Bununla birlikte, İstanbul Sözleşmesi’nin bir sihirli değnek olmadığını da unutmamak gerekir. İstanbul Sözleşmesi, hiç kuşkusuz “hayat kurtarır”. Ama özellikle sosyal medyada İstanbul Sözleşmesi tüm sorunların çözümüymüş gibi bir hava esiyor. Ya da sanki sorunların kaynağında, İstanbul Sözleşmesi’nin tartışmaya açılması varmış gibi… İstanbul Sözleşmesi’nin imzalandığı 2011 yılında kadın cinayetlerinin sayısında bir düşüş olduğu doğrudur. Ancak, sonraki yıllarda cinayetler artarak yaşanmaya devam etti ve ülkenin her anlamda uçuruma sürüklendiği bu dönemde hem sayısı hem de vahşilik düzeyi artıyor. Kadın cinayetleri, kadına yönelik şiddetin en uç ve vahşi noktasıdır. Kadına yönelik hayli geniş olan şiddet yelpazesinin en koyu rengi kadın cinayetleridir. Dolayısıyla bu sorunun çok daha geniş bir bakış açısıyla ele alınması gerekir. İstanbul Sözleşmesi gibi çerçeve metinler sahiplenilip, uygulamaya konulurken; kadın cinayetlerini dönemimizin en sarsıcı fenomenlerinden yapan koşullarla mücadele edilmesi zorunluluğu vardır. Kadın cinayetleri, toplumun içerisinde bulunduğu topyekûn buhran durumundan soyutlanarak ele alınamaz. Kadına yönelik her tür şiddetle mücadele edilmelidir. Ekonomik, aile içi, cinsel şiddet ve ayrımcılıkla birlikle mücadele edilmeden kadın cinayetlerinin ortadan kaldırılması beklenemez. Bu mücadele, evlerimizde, okullarda, sokakta, iş yerlerinde, kadının bulunduğu her yerde, istisnasız bir şekilde kadınlar ve erkekler tarafından sürdürülmelidir. Buna ek olarak, kadın cinayetleri, toplumu esir alan genel şiddet ortamından da soyutlanarak ele alınamaz. Çocuklara ve hayvanlara yönelik şiddetten ve sömürünün herhangi bir türünden beslenen herhangi bir sistemle tüm gücümüzle mücadele etmeliyiz. Mücadele insanın varlığını sürdürdüğü her zeminde, hukuki, ekonomik, sosyolojik vb. zeminlerde, devam etmelidir. Sorunun geniş kapsamlı olduğu ve bu kapsamı besleyen köklerin neler olduğunun ayırdına varılmalı, mücadele stratejileri ona göre belirlenmelidir.
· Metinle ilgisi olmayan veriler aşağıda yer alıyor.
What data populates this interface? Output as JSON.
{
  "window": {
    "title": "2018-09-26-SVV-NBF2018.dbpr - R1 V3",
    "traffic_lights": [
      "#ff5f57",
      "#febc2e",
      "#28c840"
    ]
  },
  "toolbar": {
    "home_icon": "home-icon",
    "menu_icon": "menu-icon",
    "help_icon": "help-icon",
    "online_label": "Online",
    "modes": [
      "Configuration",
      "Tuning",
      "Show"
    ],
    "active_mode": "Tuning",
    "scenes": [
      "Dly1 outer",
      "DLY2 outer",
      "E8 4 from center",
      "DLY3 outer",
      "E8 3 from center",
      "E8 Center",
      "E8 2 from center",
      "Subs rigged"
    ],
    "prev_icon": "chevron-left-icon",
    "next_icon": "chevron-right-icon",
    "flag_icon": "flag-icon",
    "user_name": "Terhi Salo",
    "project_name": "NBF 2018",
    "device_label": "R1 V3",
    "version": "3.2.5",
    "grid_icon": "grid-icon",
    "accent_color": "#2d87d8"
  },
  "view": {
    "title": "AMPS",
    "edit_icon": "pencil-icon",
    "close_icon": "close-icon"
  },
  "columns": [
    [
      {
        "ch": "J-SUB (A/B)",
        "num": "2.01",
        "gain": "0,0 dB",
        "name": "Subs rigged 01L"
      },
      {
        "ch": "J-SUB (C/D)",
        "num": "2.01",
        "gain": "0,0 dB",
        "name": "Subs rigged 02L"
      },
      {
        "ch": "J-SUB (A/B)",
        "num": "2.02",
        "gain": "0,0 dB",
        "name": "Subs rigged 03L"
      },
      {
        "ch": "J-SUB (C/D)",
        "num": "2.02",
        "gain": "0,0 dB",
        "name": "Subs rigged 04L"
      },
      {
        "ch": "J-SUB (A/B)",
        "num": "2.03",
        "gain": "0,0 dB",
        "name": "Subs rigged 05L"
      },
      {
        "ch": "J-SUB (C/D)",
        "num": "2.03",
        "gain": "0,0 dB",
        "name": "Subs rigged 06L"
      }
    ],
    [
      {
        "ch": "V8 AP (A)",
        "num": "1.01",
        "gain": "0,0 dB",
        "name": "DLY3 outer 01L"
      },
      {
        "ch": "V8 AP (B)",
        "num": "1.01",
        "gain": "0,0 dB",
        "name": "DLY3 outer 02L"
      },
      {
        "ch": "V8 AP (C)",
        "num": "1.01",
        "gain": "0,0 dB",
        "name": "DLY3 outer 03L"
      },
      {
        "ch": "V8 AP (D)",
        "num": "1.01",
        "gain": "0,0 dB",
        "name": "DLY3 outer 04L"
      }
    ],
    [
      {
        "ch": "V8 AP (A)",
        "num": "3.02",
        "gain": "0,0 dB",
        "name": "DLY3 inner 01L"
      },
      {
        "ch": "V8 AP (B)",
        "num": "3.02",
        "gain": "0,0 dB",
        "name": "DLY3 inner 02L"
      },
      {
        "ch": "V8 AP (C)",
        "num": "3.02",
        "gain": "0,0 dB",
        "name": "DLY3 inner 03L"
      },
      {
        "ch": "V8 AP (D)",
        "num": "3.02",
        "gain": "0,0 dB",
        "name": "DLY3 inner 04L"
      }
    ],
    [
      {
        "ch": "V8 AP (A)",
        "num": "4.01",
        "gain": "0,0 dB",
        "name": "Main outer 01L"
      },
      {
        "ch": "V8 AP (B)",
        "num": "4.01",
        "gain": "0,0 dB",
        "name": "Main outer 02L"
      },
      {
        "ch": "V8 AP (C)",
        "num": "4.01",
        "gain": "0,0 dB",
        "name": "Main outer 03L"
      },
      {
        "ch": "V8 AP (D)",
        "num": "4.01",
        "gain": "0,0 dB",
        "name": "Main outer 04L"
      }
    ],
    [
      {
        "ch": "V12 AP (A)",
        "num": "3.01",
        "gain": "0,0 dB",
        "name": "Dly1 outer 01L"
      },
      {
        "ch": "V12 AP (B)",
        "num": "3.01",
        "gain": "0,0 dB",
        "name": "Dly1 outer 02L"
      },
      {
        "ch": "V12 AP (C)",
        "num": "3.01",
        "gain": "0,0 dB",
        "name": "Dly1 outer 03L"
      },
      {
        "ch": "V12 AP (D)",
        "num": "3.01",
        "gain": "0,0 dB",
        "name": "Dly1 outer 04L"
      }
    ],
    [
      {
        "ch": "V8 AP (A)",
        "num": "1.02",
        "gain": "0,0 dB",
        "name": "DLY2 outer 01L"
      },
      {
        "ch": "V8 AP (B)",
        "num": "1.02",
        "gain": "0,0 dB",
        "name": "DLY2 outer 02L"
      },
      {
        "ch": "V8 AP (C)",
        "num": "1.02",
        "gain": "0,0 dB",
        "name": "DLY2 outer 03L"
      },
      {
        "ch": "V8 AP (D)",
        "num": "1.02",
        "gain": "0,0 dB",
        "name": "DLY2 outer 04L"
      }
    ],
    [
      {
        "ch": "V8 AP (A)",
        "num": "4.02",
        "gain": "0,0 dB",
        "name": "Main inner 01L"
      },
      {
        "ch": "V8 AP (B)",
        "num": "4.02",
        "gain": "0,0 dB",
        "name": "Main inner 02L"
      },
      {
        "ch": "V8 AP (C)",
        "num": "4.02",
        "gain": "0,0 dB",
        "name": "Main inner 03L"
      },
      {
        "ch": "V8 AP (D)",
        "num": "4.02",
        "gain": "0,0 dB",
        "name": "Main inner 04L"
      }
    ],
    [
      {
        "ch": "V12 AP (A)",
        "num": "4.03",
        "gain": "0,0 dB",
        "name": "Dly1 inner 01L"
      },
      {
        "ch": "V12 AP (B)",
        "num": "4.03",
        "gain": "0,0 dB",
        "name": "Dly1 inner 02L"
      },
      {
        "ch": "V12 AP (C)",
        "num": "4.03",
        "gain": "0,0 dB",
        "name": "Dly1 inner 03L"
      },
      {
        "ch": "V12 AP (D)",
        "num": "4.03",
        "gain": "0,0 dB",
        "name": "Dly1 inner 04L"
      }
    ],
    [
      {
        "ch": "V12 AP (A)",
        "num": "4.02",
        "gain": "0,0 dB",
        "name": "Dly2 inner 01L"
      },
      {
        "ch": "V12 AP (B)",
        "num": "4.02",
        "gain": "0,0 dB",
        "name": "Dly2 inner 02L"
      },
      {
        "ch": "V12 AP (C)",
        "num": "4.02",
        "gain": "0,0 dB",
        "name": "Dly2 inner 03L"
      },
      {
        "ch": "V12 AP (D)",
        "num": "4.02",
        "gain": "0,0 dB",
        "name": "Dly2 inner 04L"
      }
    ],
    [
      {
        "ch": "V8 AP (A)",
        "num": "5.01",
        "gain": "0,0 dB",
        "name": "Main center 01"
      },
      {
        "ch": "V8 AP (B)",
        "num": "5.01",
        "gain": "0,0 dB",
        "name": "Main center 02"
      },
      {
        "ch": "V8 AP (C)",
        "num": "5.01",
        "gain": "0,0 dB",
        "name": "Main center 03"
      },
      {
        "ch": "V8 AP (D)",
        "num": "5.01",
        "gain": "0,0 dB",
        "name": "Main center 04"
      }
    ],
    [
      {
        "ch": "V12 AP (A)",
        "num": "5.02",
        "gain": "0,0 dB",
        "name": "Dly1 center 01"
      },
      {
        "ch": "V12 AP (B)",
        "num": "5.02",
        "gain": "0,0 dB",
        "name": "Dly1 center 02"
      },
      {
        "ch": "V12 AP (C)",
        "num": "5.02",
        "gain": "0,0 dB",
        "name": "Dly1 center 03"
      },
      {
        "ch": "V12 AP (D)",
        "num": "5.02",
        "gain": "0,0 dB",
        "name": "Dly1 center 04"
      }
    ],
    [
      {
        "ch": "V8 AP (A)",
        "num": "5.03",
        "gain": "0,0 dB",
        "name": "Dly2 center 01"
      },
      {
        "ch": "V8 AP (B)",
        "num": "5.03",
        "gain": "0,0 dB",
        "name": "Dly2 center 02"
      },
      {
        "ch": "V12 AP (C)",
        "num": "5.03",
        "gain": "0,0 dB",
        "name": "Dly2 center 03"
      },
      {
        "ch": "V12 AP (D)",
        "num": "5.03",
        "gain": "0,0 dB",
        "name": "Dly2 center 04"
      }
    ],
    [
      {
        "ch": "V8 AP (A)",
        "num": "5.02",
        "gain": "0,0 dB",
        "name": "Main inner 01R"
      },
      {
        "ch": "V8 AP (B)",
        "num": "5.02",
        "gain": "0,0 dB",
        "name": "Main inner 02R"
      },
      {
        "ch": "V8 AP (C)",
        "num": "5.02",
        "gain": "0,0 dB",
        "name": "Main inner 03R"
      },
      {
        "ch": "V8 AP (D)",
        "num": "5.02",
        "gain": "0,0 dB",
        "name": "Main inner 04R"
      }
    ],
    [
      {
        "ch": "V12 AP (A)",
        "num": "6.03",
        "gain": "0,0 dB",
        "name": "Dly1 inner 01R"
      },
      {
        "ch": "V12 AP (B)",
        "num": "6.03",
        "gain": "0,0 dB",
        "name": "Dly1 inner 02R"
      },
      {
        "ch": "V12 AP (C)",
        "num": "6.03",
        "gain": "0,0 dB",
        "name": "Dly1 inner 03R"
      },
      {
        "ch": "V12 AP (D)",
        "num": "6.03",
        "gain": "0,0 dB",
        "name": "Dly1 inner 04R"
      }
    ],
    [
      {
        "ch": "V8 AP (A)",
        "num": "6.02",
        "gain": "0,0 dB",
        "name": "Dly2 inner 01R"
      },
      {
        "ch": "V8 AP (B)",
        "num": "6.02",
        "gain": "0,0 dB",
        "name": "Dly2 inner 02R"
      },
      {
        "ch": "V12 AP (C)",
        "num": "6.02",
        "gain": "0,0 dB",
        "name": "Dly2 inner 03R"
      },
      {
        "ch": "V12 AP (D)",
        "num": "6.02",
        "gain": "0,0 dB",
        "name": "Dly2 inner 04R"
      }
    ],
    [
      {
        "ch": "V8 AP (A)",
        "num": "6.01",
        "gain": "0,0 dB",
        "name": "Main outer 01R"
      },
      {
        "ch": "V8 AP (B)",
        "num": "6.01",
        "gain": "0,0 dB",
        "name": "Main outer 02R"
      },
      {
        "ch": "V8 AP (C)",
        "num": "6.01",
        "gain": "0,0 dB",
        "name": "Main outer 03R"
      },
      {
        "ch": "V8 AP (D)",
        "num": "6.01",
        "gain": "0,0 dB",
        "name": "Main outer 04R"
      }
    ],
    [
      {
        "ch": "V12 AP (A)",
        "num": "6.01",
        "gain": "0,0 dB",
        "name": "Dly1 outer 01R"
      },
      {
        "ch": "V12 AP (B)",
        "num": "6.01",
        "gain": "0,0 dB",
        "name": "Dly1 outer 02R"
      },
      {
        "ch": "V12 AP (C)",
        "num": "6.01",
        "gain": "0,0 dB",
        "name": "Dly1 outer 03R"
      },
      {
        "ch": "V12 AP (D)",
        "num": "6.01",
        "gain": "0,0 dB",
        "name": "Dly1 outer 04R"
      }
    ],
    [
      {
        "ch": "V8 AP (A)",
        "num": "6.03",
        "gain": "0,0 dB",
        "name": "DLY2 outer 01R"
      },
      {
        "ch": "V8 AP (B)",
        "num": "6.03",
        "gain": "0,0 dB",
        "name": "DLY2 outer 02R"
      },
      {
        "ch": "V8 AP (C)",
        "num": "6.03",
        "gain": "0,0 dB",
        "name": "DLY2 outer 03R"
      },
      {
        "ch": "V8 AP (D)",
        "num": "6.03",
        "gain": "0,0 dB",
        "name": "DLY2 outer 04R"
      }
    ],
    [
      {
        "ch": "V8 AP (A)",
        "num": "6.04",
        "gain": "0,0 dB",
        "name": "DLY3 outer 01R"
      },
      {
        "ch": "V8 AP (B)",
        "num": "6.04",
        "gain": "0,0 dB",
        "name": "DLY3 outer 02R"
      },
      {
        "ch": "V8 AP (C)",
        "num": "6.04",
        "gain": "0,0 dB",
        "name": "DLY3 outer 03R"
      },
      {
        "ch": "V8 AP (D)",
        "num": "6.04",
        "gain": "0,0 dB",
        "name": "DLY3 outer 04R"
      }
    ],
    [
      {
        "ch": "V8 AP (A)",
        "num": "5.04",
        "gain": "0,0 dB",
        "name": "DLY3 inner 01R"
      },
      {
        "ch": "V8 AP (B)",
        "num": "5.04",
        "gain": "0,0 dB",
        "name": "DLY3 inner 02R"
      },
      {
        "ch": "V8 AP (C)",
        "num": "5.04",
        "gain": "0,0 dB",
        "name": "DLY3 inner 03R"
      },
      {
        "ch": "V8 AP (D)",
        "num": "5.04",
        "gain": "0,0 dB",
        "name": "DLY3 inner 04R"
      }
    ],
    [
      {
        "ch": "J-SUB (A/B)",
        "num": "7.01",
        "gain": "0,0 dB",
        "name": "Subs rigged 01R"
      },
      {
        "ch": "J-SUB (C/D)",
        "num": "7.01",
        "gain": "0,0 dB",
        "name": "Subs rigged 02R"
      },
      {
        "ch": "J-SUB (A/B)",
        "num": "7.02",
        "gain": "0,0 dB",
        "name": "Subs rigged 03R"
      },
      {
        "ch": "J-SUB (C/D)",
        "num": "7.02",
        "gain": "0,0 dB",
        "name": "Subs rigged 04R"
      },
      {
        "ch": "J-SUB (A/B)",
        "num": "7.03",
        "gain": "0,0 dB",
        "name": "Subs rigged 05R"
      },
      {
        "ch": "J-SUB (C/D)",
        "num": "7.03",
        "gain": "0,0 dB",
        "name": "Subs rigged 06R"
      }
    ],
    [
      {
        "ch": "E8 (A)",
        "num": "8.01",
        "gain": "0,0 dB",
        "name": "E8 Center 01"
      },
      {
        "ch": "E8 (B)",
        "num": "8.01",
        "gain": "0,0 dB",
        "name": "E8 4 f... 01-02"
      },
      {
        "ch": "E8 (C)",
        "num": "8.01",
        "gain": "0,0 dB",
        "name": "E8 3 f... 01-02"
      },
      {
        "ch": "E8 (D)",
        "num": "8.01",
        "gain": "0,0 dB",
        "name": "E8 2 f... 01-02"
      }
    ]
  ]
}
İstanbul Sözleşmesi, bu mücadele stratejilerinin en başında gelen önemli bir kazanımdır. Bu kazanım sahiplenmeli ve hayata geçirilmesi için var gücümüzle çabalamalıyız. Ama mücadelemizin başarıya ulaşması için, sözleşmenin atmamız gereken adımlardan yalnızca birisi olduğunu her zaman hatırlamalıyız. Kadınları yaşatacak olan mücadelemizdir.